Today, the role of periodontics in dentistry focuses not only on arresting the progression of inflammatory periodontal diseases but also on the regeneration of periodontal structures (cementum, PDL, supporting alveolar bone) that were destroyed by disease. Periodontalregenerative therapy uses bone replacement materials and guided tissue regeneration (GTR) techniques. The use of growth factors (e.g., bone morphogenic proteins, platelet-derived growth factor, and tissue modifiers) holds great promise. These factors most likely will be the next addition to periodontal regenerative techniques.
• Periodontal regeneration is defined as healing after periodontal surgery that results in the reproduction of cementum, PDL, and supporting alveolar bone that was lost or destroyed by periodontal diseases.
• Ideally, after periodontal surgery, healing by regeneration is preferred over repair.

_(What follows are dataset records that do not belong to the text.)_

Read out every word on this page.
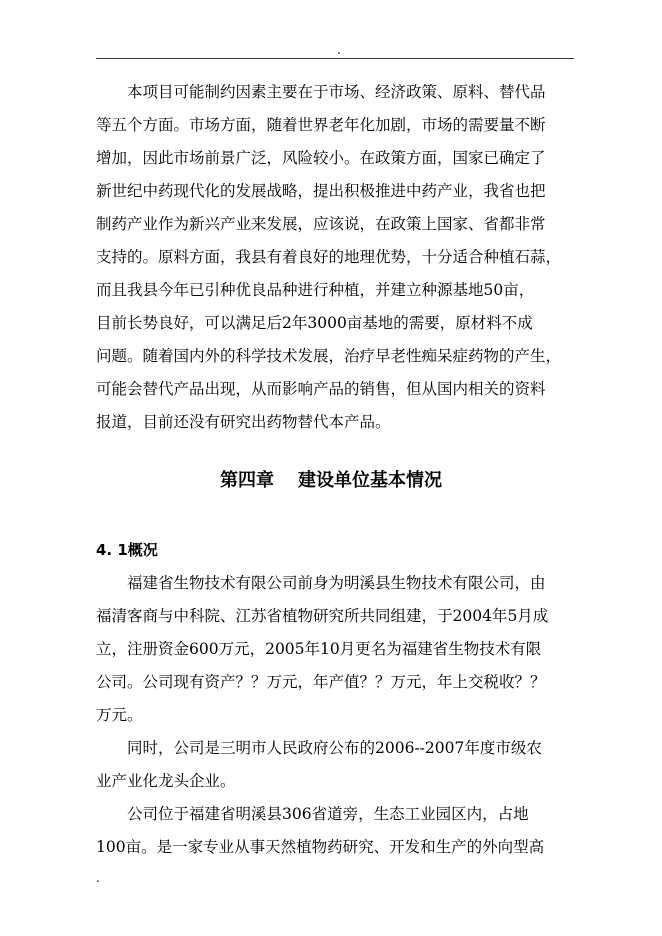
.
本项目可能制约因素主要在于市场、经济政策、原料、替代品
等五个方面。市场方面，随着世界老年化加剧，市场的需要量不断
增加，因此市场前景广泛，风险较小。在政策方面，国家已确定了
新世纪中药现代化的发展战略，提出积极推进中药产业，我省也把
制药产业作为新兴产业来发展，应该说，在政策上国家、省都非常
支持的。原料方面，我县有着良好的地理优势，十分适合种植石蒜，
而且我县今年已引种优良品种进行种植，并建立种源基地50亩，
目前长势良好，可以满足后2年3000亩基地的需要，原材料不成
问题。随着国内外的科学技术发展，治疗早老性痴呆症药物的产生，
可能会替代产品出现，从而影响产品的销售，但从国内相关的资料
报道，目前还没有研究出药物替代本产品。
第四章 建设单位基本情况
4. 1概况
福建省生物技术有限公司前身为明溪县生物技术有限公司，由
福清客商与中科院、江苏省植物研究所共同组建，于2004年5月成
立，注册资金600万元，2005年10月更名为福建省生物技术有限
公司。公司现有资产？？万元，年产值？？万元，年上交税收？？
万元。
同时，公司是三明市人民政府公布的2006--2007年度市级农
业产业化龙头企业。
公司位于福建省明溪县306省道旁，生态工业园区内，占地
100亩。是一家专业从事天然植物药研究、开发和生产的外向型高
.
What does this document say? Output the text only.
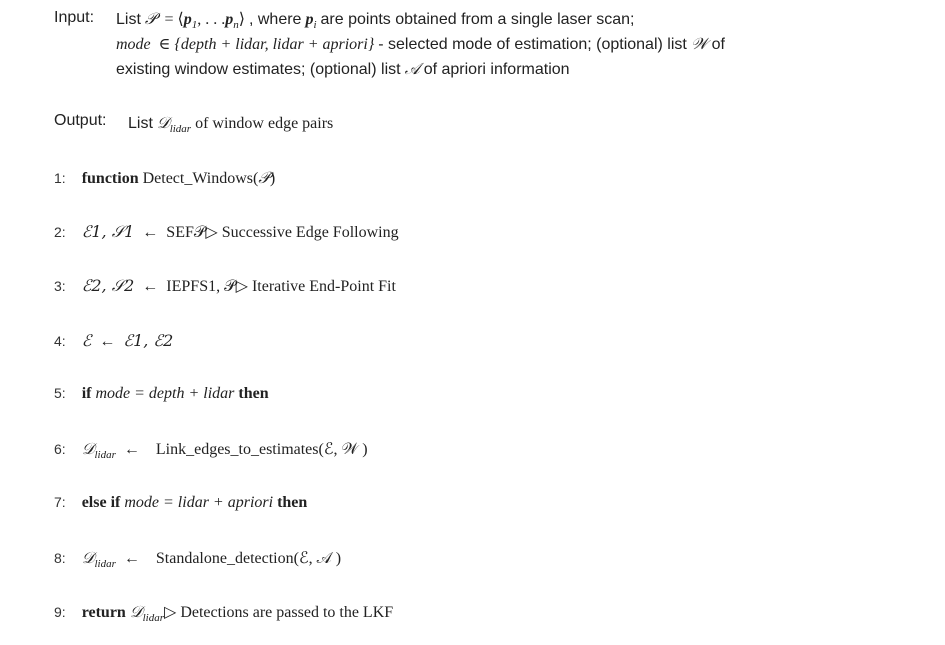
Input: List 𝒫 = $⟨p_1$, . . $.p_n⟩$ , where $p_i$ are points obtained from a single laser scan;
mode ∈ {depth + lidar, lidar + apriori} - selected mode of estimation; (optional) list 𝒲 of
existing window estimates; (optional) list 𝒜 of apriori information
Output: List 𝒟$_{lidar}$ of window edge pairs
1: function Detect_Windows(𝒫)
2: ℰ1, 𝒮1 ← SEF𝒫▷ Successive Edge Following
3: ℰ2, 𝒮2 ← IEPFS1, 𝒫▷ Iterative End-Point Fit
4: ℰ ← ℰ1, ℰ2
5: if mode = depth + lidar then
6: 𝒟$_{lidar}$ ← Link_edges_to_estimates(ℰ, 𝒲 )
7: else if mode = lidar + apriori then
8: 𝒟$_{lidar}$ ← Standalone_detection(ℰ, 𝒜 )
9: return 𝒟$_{lidar}$▷ Detections are passed to the LKF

• Periodontal regenerative techniques include the use of bone grafts, synthetic bone substitutes, guided tissue regeneration (GTR), and a combination of these.
• Bone-replacement materials may contribute to new bone formation or serve as a filler material for bone formation that starts from the adjacent bone and grows into the defect.
• GTR is used to delay apical migration of the junctional epithelium and exclude gingival connective tissue (inner flap) from the surgical site. The goal is to allow periodontal regenerative cells to repopulate the wound first.
• A barrier membrane is placed over the osseous defect and root to create a space for the migration of cells from the PDL and alveolar bone to repopulate the wound.